SIAPAKAH SESAMAKU?


Renungan hari Minggu Biasa XV

Pertengahan tahun lalu, ketika saya masih bertugas di Paroki Wabar, kecamatan Wuarlabobar, saya mencari bantuan sarana tangkap dan budidaya rumput laut untuk beberapa nelayan Muslim di Kecamatan Wuarlabobar yang mengeluh tidak pernah mendapat bantuan. Dan setelah beberapa hari menyerahkan paket bantuan tali dan 5 unit mesin ketinting, beberapa umatku (Katolik) bertanya, “mengapa pastor harus dibantu mereka”?

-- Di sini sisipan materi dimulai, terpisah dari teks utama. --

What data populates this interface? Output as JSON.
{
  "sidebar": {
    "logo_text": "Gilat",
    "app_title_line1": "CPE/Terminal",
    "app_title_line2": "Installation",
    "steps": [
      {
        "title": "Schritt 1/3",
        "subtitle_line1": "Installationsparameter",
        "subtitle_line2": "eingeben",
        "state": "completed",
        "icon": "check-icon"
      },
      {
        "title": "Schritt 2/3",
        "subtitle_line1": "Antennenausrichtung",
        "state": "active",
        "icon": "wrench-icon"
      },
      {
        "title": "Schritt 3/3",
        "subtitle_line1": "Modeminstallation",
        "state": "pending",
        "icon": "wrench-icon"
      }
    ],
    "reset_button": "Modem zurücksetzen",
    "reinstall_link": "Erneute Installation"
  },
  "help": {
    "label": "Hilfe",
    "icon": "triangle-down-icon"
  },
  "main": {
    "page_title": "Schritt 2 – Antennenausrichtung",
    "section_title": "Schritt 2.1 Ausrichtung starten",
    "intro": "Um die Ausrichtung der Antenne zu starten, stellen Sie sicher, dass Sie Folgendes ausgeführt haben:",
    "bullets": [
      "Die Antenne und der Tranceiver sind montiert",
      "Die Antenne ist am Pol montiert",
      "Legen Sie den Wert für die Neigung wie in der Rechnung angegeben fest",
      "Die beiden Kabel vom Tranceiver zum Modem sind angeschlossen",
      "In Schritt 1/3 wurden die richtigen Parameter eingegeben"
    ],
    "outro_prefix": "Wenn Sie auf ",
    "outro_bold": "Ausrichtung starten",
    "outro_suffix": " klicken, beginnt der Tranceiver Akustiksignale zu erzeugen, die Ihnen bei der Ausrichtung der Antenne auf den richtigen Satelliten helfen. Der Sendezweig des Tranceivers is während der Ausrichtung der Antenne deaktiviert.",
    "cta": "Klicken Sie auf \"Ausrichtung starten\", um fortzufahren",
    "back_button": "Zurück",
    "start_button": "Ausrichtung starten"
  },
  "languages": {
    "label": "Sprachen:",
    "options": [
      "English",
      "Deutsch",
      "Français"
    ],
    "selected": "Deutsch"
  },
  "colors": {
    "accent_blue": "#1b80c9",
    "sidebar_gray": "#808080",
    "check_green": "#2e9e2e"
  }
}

Jawaban atas pertenyaan ini kemudian saya temukan dalam bacaan Injil hari ini (Minggu Biasa XV) dgn tema “Siapakah Sesamaku”

Dalam bacaan Injil hari ini, seorang ahli Taurat memgejukan dua pertanyaan penting kepada Yesus, walaupun dengan maksud yang dangkal, ingin mencobai Yesus. Pertanyaan pertama, “apa yang harus saya perbuat untuk masuk Kerajaan Allah”? Dan pertanyaan ke dua, “siapakah sesamaku”?.

Dua pertanyaan ini tidak langsung dijawab oleh Yesus untuk meladeni keinginan si ahli Taurat, tapi Yesus menguji kemampuan literasi si ahli Taurat dengan kembali mengajukan pertanyaan: “apa yang kau baca dalam kitab Taurat”? Gaya dialog (pertanyaan dijawab dengan pertanyaan) yang “dimainkan” oleh Yesus, menggiring si ahli Taurat untuk menjawab sendri pertanyaannya.

Karna merasa “kalah”, si ahli Taurat terus bertanya untuk menguji Yesus, “siapakah sesamaku”?. Sekali lagi Yesus tidak memberikan jawaban langsung, tapi Yesus menceritakan sebuah perumpamaan tentang “orang Samaria yang baik hati”. Dan sekali lagi Yesus memaksa si ahli Taurat itu untuk menjawab pertanyaannya sendri tentang “siapakah sesamaku”?

Poin penting pertama yang kita pelajari dari karakter berpikir si ahli Taurat ini adalah terkadang kita tahu banyak hal (ilmu pengetahuan, teologi, filsafat dll), tapi sering kita gunakan untuk menguji kemampuan berpikir, bahkan untuk menjebak orang lain. Bukankah iman dan ilmu pengetahuan harus diwujudkan dan diimplementasikan dalam kehidupan sehari-hari, sehingga bermanfaat dan berdampak positif bagi orang lain? Karena Iman (dan ilmu pengetahuan) tanpa perbuatan, pada hakekatnya adalah mati.

Kedua, pertanyaan si ahli Taurat, “siapakah sesamaku”?, yang dijawab dengan sempurna oleh Yesus lewat perumpamaan “Orang Samaria yang baik hati” mengajak kita untuk mampu menembus sekat-sekat perbedaan suku, ras dan agama, kapan dan di mana saja kita diutus dengan kasih yang tulus.

Bapa Uskup (Mgr. Seno Ngutra) dalam kunjungan perdananya di setiap Wilayah juga telah memberikan contoh dan teladan yang baik bagi kita. Beliau tidak hanya menyapa dan memberkati umatnya saja, tapi juga menyapa dan memberkati domba-domba dari kandang yang lain sebagai wujud kasih Yesus yang universal, yang melampaui ruang dan waktu.